O mais curioso, é que ele, a "olho nu", é um cidadão completamente normalizado, com um emprego de funcionário público, daqueles bons, em que pode passar o dia a ver as barcas a passar no Tejo (num dos poucos lugares do Estado que ainda não foi obrigado a virar as costas ao rio...), enquanto arquiva os papeis que lhe vêm parar à mão nos lugares certos (é bom nisso, sempre foi muito arrumadinho...).
Nunca casou. Sempre teve dificuldade em viver com outras pessoas no mesmo espaço. Precisa e gosta da sua solidão, de não ser importunado, muito menos que mexam nas suas coisas. É por isso que nunca teve empregada em casa, é ele que é o "fado do lar".

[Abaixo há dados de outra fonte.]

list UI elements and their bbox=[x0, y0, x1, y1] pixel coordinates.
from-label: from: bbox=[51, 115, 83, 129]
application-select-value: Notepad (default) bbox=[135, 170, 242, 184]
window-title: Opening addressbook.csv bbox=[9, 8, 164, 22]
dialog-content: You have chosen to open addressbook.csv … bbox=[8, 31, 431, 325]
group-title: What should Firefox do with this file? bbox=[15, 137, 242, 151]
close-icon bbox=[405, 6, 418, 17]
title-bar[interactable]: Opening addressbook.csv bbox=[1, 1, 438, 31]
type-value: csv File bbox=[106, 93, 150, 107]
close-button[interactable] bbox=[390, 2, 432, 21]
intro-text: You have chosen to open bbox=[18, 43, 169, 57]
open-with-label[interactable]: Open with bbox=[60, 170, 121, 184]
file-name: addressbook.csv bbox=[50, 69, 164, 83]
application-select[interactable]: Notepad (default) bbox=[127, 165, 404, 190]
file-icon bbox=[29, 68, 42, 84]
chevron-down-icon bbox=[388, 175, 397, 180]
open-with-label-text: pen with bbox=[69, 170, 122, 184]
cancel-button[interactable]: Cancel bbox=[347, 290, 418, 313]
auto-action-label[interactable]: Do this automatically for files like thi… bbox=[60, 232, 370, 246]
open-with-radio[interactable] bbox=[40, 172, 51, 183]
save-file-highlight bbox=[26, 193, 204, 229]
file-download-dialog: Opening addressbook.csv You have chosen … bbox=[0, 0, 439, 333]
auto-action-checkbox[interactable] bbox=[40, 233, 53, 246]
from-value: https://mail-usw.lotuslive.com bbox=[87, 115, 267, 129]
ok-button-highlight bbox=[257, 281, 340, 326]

Apesar de todas estas coisas estranhas, quando está comigo, fala pelos cotovelos. Diz mal de tudo e mais alguma coisa. Como adora sublinhar os livros que lê e mostra-me partes que normalmente me passam ao lado (sei que se fosse crítico, seria um mau crítico...) e que são realmente alarvidades literárias.
O mais curioso é sentir, que além de sorrir, também aprendo uma ou outra coisa a seu lado. Sinto que ele é demasiado inteligente para se sentir confortável neste mundo que nos cerca.
A minha companheira conhece-o de vista e chama-lhe "o meu amigo estranho", sem fazer ideia das coisas que ele diz, seja dos poetas que passam a vida a rimar "cão com cagalhão", dos vizinhos a quem diz bom dia e boa tarde, que fazem um esforço do caraças para fingirem que são felizes, ou ainda, das mulheres que passam o tempo a mandar nos homens e no mundo, mesmo que finjam que isso é mentira...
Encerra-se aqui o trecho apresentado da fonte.